I think it’s also important to highlight something from Michelle’s post on Keeping Absolutes In Mind. She’s an excellent writer, so I’ll just copy the relevant paragraph here: “For effective altruism to be successful, we need people working in a huge number of different roles – from earning to give to politics and from founding NGOs to joining the WHO. Most of us don’t know what the best career for us is. That means that we need to apply to a whole bunch of different places to find our fit. Then we need to maintain our motivation even if where we end up isn’t the place we thought would be most impactful going in.

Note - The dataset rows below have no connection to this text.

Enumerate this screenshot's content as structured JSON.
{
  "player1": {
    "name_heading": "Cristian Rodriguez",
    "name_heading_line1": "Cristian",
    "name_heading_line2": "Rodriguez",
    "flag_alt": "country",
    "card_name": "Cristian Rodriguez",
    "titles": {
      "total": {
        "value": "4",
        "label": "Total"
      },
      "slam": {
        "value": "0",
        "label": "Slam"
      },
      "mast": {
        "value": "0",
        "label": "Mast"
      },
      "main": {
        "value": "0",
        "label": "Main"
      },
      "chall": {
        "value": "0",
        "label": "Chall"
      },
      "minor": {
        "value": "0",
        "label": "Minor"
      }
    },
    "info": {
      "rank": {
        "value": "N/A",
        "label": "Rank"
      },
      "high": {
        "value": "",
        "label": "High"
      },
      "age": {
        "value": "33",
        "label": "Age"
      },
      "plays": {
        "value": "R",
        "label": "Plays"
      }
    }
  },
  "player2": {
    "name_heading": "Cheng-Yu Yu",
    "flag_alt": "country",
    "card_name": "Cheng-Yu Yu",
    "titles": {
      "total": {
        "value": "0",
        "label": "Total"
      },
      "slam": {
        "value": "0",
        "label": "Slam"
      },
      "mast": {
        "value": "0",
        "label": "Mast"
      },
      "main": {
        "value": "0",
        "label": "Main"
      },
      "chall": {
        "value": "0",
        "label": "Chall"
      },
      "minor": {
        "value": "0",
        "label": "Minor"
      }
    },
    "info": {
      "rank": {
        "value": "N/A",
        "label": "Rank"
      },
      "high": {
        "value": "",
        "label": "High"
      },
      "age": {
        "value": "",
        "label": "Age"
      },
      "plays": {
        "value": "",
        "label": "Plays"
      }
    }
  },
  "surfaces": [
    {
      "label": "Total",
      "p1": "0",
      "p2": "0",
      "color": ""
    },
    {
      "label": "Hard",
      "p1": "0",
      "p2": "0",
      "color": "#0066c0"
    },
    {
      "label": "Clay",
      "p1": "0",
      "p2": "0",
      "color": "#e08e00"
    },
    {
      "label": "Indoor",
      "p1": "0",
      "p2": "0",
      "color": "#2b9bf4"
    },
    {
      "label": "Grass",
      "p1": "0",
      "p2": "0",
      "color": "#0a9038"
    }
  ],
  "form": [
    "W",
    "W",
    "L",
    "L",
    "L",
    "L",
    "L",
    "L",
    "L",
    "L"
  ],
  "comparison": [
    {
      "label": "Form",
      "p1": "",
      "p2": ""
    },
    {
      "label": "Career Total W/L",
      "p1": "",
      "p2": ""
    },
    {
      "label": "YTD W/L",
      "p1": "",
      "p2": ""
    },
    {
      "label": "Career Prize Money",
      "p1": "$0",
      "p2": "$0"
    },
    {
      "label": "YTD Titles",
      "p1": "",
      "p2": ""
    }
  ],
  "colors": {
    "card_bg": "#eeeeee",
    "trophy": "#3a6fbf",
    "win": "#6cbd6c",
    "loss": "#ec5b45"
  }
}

Hopefully by reminding ourselves of the absolute value of every life saved and every pain avoided we can build the kind of appreciative and supportive community that allows each of us to do our part, not miserably but cheerfully.”
To add on to Abby, I think it’s true of impactful paths in general, not just AI safety, that people often (though not always) have to spend some time building career capital without having much impact before moving across. I think spending time as a software engineer, or ML engineer before moving across to safety will both improve your chances, and give you a very solid plan B. That said, a lot of safety roles are hard to land, even with experience. As someone who hasn’t coped very well with career rejection myself, I know that can be really tough.